RALEIGH — Foxes are known to be sly, but that doesn’t necessary mean not seen. It’s breeding season and young foxes, called kits or pups, and their parents are spending more time outside of the den, making sightings more likely.
What does this mean if you see one, or if you find a den near your property? Extension Biologist Falyn Owens at the N.C. Wildlife Resources Commission offers several options.
“Foxes are well adapted to living around people and thrive in neighborhoods across North Carolina. If you spot a fox around your house or business, don’t be surprised – it has probably lived in the area for years. Foxes prefer to be left alone and to leave us alone, though they will happily take advantage of abundant food and shelter, even if it brings them close to people.”
Decks, raised porches, and crawlspaces offer protection from the elements and make them perfect locations for a fox pair to raise their young. This may be exciting if you enjoy watching wildlife and welcome the opportunity to view nature from your window, but not everyone welcomes these temporary tenants. The Wildlife Commission handles around 1,000 complaints every year about foxes, usually related to them denning under buildings or otherwise being too comfortable around humans. To reduce potential conflict between people and foxes, Owens offers these tips:
- Refrain from intentionally feeding foxes. They don’t benefit in the long term by handouts from humans.
- Close off crawl spaces under buildings, porches, and decks so foxes and other wildlife can’t use those areas for resting or raising young.
- Feed pets indoors or remove all food and dishes when your pet is finished eating outside.
- Install sturdy fencing around dog runs, chicken coops and rabbit pens to protect domestic pets and poultry.
- Walk your pets on a leash.
- Use bird feeders that keep spilled seed off the ground, or feed birds naturally by planting native flowers, shrubs and trees in your yard.
- Clear fallen fruit from around trees.
- Teach children to enjoy wildlife from a safe distance.
North Carolina is home to two species of foxes, the gray fox and the red fox. The gray fox is the state’s only native fox species; red foxes were originally imported from Europe. They are both relatively small canids – about the size of a house cat – though red foxes have longer legs that make them look larger than their gray cousins. Unlike red foxes though, gray foxes are talented tree climbers, making them seem even more cat-like. In summer, both foxes trade a thick, luxurious winter coat for a much shorter summer coat that makes them appear sleek or “scrawny” by comparison.
Both species are found throughout the state, including in urban areas and suburbs. As with other wildlife species, foxes are very adaptable and often find residential areas to be excellent places to live and raise their young.

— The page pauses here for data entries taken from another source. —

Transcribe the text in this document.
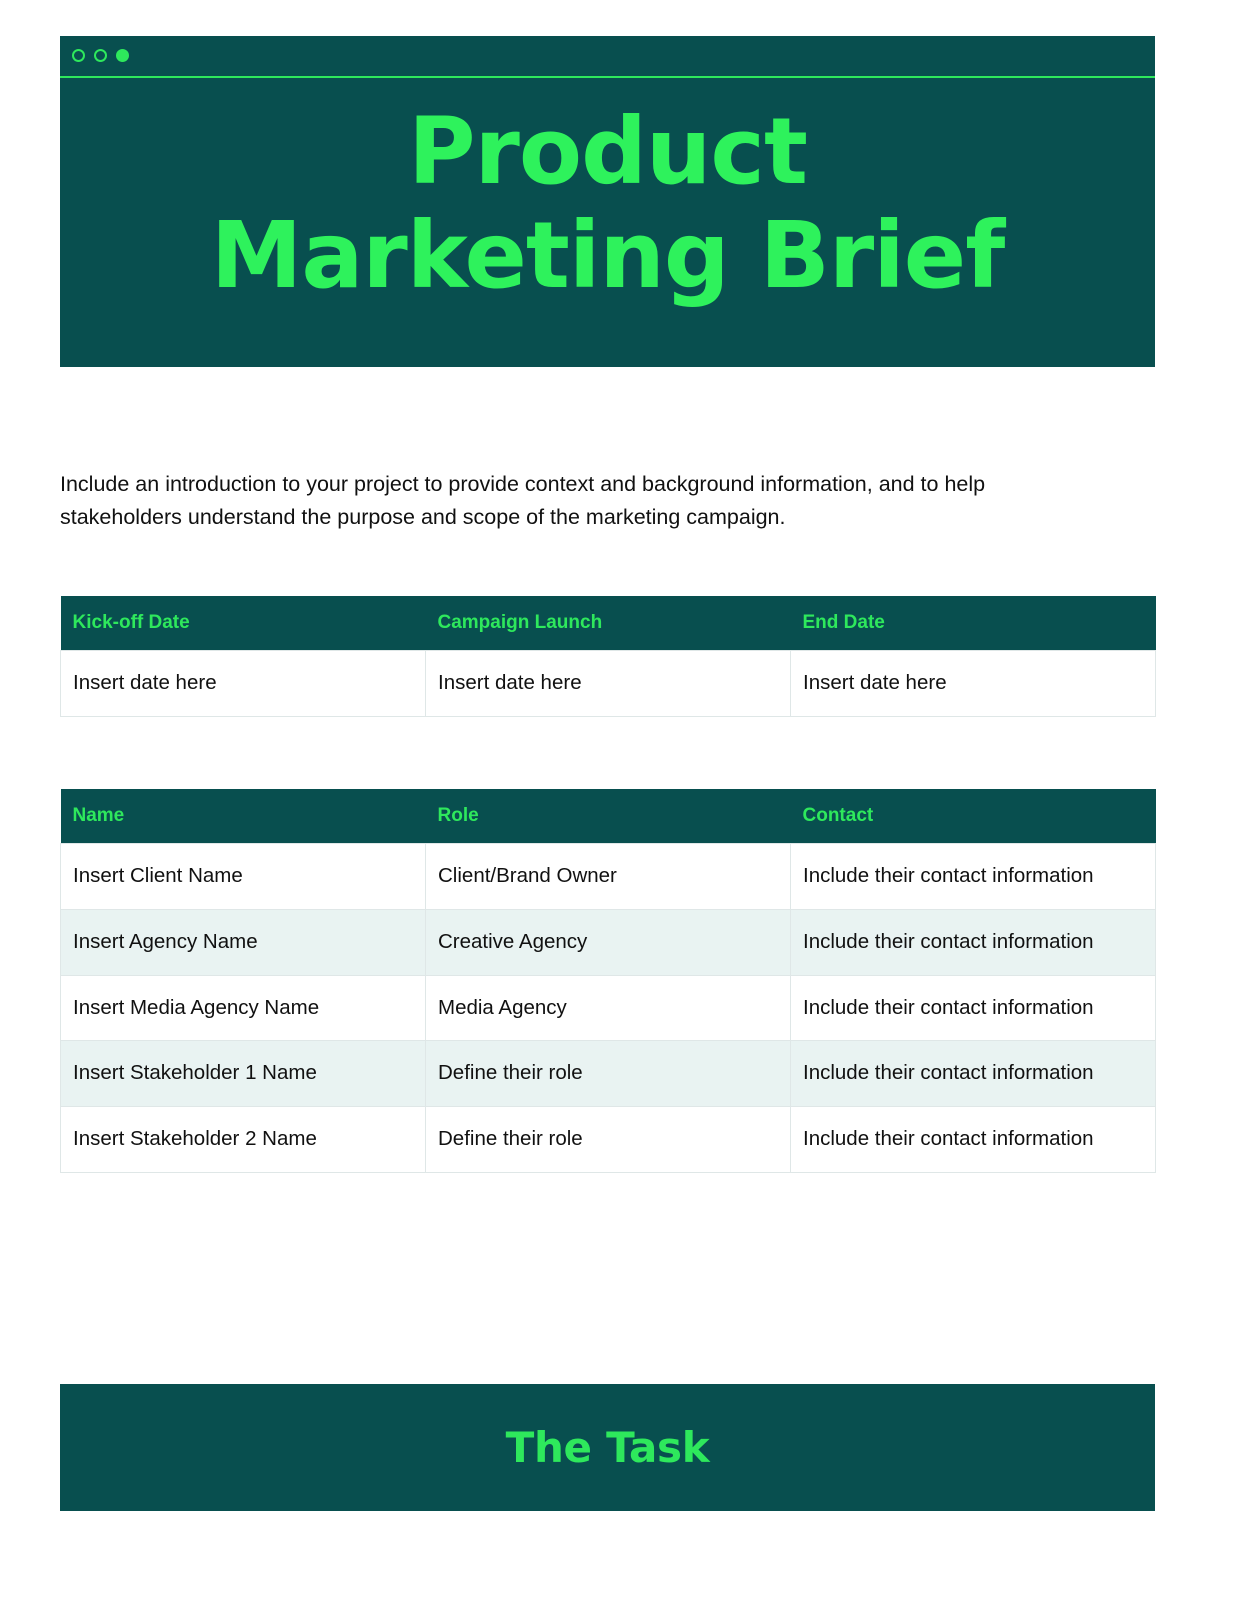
Product
Marketing Brief

Include an introduction to your project to provide context and background information, and to help stakeholders understand the purpose and scope of the marketing campaign.

Kick-off Date	Campaign Launch	End Date
Insert date here	Insert date here	Insert date here
Name	Role	Contact
Insert Client Name	Client/Brand Owner	Include their contact information
Insert Agency Name	Creative Agency	Include their contact information
Insert Media Agency Name	Media Agency	Include their contact information
Insert Stakeholder 1 Name	Define their role	Include their contact information
Insert Stakeholder 2 Name	Define their role	Include their contact information
The Task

If a fox has established a den near your home and it’s too close for comfort, there are several ways you can encourage it to leave on its own — no trapping required.
Humane deterrence options include:
- Visual: Place a spotlight or strobe light on the ground, pointed toward the den entrance.
- Audio: Play talk radio next to the den at high volume or frequently make loud noises in the immediate area.
- Physical: Install a motion-activated sprinkler near the den entrance or throw small objects in the adult foxes’ direction to assert that their presence won’t be tolerated.
It is illegal to relocate foxes in North Carolina, in part to prevent the unintentional spread of disease. As a result, any removals require that the animal be humanely euthanized.
Foxes only use a den while raising their young, so once the kits are old enough to fend for themselves – usually by mid to late summer – they will abandon the den and move on.
“It’s helpful to think of the den as a crib or nursery; adult foxes don’t use them,” Owens said.